Anglo-Saxon Chronicle 10

About The Book

Scholars have long recognized that the earliest texts of the Anglo-Saxon Chronicle have not survived but 'The Abingdon Chronicle' edited here from British Library MS Cotton Tiberius B.i represents the first published attempt to reconstruct the textual source of several of the most important extant manuscripts in the Chronicle tradition (including MSS B C D and E) and to define as clearly as possible the contribution of Abingdon Abbey to its development. In his extensive detailed introduction Professor Conner explains why MS Cotton Tiberius B.i provides the best base text for this reconstruction and breaks into logical groupings or `fragments' the series of annals he find there. He then develops the textual history of each fragment separately and from that work creates an edition of Abingdon's contribution to the most significant historiographical enterprise in pre-Conquest England.

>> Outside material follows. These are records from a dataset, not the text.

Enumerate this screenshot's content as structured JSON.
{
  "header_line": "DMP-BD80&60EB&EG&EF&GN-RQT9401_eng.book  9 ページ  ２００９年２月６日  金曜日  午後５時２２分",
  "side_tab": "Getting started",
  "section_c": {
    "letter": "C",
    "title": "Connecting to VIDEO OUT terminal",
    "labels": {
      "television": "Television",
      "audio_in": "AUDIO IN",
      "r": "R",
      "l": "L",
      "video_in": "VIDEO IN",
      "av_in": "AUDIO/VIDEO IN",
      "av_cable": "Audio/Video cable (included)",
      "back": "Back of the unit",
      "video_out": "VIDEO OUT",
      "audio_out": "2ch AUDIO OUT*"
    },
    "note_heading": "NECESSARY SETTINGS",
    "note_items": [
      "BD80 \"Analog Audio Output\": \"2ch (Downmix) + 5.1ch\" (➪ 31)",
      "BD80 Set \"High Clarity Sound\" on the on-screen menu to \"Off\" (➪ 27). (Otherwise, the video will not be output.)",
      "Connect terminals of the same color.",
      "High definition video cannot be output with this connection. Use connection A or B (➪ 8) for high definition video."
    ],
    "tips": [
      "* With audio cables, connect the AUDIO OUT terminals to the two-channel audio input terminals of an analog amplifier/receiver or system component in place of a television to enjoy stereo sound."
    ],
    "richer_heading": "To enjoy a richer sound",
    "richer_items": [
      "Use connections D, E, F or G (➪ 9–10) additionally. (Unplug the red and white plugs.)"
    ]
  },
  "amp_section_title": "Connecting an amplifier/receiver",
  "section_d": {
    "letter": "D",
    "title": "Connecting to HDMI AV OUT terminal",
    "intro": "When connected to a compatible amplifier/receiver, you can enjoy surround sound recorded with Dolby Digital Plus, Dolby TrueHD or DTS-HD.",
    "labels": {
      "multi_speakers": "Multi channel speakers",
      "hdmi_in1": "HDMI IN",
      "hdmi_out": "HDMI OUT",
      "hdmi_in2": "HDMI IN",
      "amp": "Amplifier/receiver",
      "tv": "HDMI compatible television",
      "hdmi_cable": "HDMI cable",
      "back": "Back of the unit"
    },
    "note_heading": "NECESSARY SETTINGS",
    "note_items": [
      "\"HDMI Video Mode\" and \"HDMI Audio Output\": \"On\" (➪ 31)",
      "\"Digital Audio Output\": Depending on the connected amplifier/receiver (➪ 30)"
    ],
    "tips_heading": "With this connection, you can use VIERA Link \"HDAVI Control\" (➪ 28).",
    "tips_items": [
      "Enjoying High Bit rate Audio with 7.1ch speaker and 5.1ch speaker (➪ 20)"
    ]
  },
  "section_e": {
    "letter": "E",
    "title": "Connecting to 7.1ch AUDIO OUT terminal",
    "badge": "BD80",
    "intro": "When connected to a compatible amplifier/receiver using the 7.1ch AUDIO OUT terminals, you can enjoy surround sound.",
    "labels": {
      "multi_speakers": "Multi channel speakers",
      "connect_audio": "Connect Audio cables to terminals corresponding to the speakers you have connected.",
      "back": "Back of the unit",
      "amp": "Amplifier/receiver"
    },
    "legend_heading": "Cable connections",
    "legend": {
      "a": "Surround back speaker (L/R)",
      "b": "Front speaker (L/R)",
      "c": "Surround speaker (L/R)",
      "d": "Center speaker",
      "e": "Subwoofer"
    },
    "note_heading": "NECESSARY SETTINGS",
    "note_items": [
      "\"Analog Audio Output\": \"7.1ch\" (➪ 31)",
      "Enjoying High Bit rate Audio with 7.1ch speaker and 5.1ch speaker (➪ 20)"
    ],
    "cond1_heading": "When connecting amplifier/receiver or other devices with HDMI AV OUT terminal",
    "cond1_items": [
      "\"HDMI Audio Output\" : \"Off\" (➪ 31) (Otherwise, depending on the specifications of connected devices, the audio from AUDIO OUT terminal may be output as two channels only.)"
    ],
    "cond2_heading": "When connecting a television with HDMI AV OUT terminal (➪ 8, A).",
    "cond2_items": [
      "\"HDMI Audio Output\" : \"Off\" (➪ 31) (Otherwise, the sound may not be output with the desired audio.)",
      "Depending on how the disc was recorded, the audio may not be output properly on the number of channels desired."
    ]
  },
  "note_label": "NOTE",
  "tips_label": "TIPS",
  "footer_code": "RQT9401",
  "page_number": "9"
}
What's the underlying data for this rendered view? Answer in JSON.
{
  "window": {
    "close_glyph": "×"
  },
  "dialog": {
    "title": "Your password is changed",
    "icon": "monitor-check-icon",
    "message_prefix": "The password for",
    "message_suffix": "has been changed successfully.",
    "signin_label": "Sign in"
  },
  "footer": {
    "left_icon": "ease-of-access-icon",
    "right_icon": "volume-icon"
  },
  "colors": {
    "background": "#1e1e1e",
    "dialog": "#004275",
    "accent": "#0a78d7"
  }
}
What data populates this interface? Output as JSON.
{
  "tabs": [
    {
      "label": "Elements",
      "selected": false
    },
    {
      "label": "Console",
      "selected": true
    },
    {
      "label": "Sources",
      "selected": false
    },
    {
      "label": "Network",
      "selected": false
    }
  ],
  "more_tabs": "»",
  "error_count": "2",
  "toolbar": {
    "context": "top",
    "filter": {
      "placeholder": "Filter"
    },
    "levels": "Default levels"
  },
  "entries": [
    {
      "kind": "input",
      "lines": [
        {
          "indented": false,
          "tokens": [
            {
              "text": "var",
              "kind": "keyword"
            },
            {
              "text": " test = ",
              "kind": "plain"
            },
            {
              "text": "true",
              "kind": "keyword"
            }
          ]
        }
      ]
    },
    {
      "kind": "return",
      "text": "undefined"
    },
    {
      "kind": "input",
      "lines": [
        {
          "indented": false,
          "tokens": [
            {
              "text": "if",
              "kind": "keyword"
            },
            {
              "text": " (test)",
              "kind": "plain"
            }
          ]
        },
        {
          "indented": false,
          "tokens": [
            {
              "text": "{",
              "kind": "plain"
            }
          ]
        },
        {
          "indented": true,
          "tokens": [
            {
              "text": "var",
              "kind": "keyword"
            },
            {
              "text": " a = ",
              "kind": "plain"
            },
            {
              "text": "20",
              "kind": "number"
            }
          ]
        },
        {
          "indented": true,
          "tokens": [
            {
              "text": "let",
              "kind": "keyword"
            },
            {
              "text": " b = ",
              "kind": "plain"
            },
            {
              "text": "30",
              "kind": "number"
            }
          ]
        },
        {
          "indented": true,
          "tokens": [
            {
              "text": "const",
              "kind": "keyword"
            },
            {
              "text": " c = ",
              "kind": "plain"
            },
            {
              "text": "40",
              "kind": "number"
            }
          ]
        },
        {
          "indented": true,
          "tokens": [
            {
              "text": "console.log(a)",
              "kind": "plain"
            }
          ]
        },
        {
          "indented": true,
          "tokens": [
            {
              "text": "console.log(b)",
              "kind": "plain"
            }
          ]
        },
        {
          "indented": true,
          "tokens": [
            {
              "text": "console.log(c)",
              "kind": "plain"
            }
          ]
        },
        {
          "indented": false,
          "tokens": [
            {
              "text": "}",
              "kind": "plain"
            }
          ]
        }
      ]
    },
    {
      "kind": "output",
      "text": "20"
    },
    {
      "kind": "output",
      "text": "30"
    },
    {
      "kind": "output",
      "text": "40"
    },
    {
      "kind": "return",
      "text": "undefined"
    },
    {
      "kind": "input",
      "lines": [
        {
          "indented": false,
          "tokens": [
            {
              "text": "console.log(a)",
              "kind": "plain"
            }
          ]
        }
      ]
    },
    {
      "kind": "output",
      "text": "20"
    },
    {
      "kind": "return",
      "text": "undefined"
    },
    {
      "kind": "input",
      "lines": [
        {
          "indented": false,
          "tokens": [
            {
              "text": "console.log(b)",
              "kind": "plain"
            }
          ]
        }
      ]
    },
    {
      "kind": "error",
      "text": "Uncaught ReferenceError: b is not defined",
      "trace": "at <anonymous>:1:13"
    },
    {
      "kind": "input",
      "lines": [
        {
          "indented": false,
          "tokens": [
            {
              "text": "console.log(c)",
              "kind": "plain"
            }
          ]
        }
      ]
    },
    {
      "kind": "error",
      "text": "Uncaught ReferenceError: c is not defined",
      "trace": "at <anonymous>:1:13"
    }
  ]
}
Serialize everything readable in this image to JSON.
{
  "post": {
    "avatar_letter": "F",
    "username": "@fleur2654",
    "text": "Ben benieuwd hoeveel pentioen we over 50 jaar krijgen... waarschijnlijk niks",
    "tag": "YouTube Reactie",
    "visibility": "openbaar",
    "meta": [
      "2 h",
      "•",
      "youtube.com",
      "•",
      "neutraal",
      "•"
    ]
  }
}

He also offers an alternative theory arguing against current thinking for the relationship between MSS B and C; locates evidence for a lost Abingdon `house tradition' in the Abbey's twelfth-century cartularies; and suggests that the phenomenon of poetry in the Anglo-Saxon Chronicle owes its origin and development to the efforts of Abingdon's tenth- and eleventh-century chroniclers. Professor PATRICK W. CONNER teaches in the Department of English West Virginia University.